( Disponible en anglais seulement )
Recently, the Ontario Superior Court of Justice in Kapoor v. Kuzmanovski, 2018 ONSC 4770 (CanLII) determined the issue of whether individuals who drive and pay automobile insurance premiums can be excluded as potential jurors in cases arising out of motor vehicle accidents due to an alleged “inherent conflict of interest”. In a motion to exclude such individuals as potential jurors in motor vehicle accident cases, the plaintiff argued that the financial obligation of such individuals to pay automobile insurance premiums amounted to a personal interest adverse to the interests of plaintiffs in cases arising out of motor vehicle accidents.
On the motion, the Court excluded a crucial document the plaintiff sought to rely on as evidence of the alleged “inherent conflict of interest.” The survey in question, which was conducted of 300 residents of Brampton, Ontario, showed that 73% of those surveyed would limit damages awarded in such cases in order to lower their insurance premiums. Just 27% of those surveyed indicated that they would award damages without regard to their own insurance premiums.
As the plaintiff sought to introduce the survey as expert evidence, the Court went through the exercise of determining its admissibility by applying the test set out by the Supreme Court of Canada in White Burgess Langille Inman v. Abbott & Haliburton Co., 2015 SCC 23. The Court ultimately found that the survey did not pass the test and was therefore inadmissible and not considered as part of the evidentiary record on the motion.

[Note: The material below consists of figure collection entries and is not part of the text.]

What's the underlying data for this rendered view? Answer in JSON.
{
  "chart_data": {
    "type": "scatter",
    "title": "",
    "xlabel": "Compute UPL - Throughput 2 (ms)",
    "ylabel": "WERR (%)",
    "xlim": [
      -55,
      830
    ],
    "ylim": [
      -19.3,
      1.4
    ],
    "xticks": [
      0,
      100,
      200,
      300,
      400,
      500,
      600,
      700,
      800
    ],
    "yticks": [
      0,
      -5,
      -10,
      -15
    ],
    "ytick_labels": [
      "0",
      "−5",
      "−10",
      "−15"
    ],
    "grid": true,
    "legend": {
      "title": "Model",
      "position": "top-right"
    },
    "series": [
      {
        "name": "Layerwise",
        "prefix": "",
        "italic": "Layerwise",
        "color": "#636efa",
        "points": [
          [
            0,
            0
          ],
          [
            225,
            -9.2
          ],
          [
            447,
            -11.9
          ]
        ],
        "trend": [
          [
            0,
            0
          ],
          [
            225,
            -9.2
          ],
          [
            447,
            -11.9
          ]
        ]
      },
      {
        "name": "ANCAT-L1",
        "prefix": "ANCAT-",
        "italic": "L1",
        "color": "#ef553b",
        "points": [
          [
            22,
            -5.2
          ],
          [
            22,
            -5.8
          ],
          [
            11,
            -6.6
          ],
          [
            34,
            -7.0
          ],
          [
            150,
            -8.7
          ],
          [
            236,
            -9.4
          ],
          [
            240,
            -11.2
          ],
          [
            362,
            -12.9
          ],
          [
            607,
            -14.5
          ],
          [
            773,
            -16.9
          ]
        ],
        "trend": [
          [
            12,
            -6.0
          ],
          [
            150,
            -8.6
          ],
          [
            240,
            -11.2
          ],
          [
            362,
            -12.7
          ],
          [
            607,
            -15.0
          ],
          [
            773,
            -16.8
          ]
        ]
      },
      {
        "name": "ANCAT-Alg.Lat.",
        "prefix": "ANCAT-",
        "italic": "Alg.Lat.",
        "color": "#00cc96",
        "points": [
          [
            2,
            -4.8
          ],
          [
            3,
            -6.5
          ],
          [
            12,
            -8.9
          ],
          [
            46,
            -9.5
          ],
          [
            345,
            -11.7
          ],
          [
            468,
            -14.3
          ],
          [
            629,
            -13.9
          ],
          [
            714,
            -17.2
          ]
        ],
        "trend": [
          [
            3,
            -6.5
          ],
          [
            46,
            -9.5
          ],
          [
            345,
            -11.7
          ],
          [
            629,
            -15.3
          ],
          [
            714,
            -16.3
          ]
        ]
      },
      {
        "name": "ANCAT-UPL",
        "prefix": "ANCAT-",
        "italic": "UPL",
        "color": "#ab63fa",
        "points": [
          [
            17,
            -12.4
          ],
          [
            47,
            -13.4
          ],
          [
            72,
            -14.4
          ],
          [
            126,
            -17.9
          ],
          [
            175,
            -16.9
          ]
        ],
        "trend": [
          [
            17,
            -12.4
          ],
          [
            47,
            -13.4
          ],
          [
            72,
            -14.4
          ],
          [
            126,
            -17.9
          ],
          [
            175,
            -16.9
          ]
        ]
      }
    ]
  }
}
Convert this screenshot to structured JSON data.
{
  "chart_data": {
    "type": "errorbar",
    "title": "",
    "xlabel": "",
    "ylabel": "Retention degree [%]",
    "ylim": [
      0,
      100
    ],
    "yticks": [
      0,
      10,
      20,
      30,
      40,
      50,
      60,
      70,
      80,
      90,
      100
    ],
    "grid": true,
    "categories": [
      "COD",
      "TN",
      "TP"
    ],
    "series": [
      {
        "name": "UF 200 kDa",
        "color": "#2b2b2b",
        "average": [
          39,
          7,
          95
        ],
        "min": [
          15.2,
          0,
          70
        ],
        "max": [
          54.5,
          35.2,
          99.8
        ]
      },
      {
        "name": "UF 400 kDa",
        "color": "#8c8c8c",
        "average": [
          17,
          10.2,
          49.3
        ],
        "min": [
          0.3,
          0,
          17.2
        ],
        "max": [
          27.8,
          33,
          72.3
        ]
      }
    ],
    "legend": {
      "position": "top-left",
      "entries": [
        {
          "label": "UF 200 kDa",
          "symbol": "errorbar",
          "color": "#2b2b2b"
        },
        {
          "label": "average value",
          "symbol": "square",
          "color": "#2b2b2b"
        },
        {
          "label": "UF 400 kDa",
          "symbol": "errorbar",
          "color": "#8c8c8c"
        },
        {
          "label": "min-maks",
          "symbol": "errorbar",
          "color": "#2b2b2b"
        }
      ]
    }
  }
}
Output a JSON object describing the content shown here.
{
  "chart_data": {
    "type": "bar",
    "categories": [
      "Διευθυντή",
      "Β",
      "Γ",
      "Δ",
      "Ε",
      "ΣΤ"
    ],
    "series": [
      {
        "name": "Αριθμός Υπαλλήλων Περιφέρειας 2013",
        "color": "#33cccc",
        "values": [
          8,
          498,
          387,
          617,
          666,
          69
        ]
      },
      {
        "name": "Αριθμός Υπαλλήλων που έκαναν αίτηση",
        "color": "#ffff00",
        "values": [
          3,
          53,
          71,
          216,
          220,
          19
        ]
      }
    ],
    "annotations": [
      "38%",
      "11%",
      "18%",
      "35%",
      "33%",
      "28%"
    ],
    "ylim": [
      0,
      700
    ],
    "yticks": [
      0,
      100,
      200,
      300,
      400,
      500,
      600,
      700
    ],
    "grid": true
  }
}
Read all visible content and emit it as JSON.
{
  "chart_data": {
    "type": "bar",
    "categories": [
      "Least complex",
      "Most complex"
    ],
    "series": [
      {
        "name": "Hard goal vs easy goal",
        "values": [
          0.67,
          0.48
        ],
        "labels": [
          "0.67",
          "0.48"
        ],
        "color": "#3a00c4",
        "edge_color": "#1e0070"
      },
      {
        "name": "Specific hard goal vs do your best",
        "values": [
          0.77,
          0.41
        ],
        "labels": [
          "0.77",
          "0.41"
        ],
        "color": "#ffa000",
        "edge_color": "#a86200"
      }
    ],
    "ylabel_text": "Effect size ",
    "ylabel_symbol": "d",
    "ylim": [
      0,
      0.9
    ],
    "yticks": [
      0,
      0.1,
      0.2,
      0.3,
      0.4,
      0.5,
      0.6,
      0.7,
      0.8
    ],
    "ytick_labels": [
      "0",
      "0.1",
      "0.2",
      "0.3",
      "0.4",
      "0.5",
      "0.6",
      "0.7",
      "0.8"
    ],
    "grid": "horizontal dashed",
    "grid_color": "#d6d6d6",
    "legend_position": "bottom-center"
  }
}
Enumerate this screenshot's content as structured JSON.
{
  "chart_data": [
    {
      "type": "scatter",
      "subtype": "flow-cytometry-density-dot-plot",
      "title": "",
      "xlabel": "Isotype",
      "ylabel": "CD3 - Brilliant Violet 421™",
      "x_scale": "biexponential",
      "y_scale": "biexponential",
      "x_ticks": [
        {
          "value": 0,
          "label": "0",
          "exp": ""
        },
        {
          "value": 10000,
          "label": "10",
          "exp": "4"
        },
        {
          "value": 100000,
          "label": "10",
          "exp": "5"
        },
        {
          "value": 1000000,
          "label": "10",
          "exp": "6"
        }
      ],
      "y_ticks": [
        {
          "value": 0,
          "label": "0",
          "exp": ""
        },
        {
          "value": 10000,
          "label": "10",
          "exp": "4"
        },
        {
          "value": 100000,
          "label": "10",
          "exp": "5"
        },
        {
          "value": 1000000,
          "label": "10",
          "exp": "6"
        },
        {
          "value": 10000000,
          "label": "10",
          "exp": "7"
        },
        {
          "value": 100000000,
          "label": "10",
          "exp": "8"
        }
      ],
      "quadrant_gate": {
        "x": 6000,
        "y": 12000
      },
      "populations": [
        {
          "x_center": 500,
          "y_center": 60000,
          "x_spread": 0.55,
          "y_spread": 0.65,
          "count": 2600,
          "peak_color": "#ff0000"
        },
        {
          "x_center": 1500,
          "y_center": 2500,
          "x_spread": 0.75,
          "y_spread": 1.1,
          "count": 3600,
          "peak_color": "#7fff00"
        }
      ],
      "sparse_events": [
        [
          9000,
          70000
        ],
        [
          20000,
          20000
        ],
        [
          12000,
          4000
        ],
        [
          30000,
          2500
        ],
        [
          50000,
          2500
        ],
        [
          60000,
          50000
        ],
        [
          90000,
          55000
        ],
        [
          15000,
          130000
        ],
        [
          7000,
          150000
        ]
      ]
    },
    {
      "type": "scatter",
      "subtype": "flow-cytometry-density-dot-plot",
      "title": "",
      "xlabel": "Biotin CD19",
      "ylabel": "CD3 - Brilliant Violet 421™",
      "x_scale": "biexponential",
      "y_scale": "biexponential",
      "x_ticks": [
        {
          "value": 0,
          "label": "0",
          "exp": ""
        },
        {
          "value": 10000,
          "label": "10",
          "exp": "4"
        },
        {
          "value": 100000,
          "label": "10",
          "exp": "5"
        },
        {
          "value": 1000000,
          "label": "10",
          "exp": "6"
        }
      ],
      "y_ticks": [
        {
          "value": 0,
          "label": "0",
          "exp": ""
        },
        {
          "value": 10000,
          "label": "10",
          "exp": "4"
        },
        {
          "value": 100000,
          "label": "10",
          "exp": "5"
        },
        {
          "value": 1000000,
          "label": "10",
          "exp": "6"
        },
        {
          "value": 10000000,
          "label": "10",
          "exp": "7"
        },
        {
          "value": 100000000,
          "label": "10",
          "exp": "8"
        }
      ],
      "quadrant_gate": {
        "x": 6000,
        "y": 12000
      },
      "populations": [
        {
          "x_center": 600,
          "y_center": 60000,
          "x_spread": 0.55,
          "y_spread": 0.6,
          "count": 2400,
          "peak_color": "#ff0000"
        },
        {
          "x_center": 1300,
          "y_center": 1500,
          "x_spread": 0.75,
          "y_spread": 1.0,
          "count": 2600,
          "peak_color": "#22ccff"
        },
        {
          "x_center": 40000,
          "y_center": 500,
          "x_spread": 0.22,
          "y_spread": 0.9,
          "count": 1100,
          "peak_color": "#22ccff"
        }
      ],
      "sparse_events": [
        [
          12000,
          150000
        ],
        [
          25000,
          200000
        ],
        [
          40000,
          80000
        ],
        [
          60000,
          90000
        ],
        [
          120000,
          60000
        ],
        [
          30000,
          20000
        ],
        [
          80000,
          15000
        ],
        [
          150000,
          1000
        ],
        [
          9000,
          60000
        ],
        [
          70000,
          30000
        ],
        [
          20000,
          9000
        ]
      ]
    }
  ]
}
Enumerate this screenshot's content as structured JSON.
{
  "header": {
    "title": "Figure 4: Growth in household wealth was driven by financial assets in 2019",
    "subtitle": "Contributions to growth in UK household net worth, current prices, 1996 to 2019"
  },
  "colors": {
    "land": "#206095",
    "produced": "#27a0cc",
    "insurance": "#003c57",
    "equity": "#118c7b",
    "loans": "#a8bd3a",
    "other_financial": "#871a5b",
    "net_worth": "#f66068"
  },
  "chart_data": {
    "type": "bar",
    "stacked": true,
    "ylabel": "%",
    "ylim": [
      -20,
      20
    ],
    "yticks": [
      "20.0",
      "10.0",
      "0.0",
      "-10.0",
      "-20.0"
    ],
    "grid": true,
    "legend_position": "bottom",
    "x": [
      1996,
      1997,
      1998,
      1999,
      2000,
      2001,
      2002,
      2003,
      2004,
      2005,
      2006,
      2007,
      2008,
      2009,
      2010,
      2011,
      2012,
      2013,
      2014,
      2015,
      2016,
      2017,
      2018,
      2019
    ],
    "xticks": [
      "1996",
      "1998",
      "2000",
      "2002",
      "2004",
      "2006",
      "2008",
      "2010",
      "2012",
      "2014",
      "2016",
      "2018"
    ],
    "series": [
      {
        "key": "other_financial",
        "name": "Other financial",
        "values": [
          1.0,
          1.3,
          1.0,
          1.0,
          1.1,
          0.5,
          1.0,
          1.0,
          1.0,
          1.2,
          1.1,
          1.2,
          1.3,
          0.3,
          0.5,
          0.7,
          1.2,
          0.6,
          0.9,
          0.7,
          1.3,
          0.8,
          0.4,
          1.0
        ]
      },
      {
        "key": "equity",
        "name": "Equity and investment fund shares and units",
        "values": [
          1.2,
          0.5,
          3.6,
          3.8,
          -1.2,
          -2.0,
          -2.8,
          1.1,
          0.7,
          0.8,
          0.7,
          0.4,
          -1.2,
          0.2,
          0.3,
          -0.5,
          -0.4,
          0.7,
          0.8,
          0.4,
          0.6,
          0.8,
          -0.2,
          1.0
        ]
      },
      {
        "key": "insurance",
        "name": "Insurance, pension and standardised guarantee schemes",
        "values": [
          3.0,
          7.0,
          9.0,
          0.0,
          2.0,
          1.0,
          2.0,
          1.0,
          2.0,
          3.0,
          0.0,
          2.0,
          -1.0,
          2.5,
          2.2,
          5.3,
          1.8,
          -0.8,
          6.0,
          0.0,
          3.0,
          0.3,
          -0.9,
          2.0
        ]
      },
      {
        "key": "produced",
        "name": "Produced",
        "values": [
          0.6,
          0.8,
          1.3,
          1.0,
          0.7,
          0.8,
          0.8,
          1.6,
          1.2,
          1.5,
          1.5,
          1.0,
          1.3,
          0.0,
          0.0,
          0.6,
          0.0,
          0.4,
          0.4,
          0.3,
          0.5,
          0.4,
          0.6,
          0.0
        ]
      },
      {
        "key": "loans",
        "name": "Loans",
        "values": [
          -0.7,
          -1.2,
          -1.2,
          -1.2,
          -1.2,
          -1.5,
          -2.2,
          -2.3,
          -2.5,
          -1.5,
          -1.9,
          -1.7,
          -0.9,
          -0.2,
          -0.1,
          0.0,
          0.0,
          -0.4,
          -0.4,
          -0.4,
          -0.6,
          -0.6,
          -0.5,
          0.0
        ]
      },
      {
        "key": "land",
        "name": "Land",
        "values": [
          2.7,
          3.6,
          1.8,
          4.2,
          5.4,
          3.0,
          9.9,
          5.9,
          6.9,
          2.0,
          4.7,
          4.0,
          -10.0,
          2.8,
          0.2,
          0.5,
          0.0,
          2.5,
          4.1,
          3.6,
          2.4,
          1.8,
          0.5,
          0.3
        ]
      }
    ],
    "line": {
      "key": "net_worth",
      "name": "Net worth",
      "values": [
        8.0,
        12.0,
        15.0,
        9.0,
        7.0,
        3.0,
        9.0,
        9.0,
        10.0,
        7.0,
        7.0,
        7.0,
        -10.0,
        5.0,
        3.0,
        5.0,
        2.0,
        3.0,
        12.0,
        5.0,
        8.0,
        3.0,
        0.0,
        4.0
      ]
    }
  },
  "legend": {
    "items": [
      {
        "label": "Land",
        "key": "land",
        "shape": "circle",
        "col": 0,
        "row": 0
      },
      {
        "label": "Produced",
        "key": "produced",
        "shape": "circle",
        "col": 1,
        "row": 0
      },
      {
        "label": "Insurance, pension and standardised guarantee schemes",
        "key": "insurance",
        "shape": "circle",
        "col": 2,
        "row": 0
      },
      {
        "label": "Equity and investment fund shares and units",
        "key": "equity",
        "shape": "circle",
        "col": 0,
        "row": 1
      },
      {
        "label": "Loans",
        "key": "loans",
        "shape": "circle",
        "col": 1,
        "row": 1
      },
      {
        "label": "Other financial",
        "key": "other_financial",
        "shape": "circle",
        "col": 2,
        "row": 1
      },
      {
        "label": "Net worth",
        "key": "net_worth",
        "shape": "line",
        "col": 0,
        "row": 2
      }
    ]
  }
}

Further, the Court heeded the submissions of various intervenors on the motion, including the Attorney General of Ontario and the Advocates’ Society. It was submitted by the Attorney General of Ontario, and accepted by the Court, that civil jurors can only be challenged for want of eligibility under Ontario’s Juries Act, which provides for two avenues of challenge for cause in civil cases: i) for want of eligibility, and ii) for ratepayers and officers/servants of municipal corporations where the municipal corporation is a party to the action. The Court further agreed with the Advocates’ Society that a challenge for cause based on bias or lack of partiality of prospective jurors ought not to be read into the Juries Act and is a matter best left to the legislature.
The Court ultimately dismissed the plaintiff’s motion, holding that there was no evidence to demonstrate the presence of widespread bias among Brampton citizens as prospective jurors, against the interests of the plaintiff in this case, or generally against similarly situated plaintiffs.
While it is not clear whether the decision in Kapoor v. Kuzmanovski will be appealed, for now it appears as though the Ontario driving and insurance premium paying public will continue to have the pleasure of serving on juries in motor vehicle accident cases.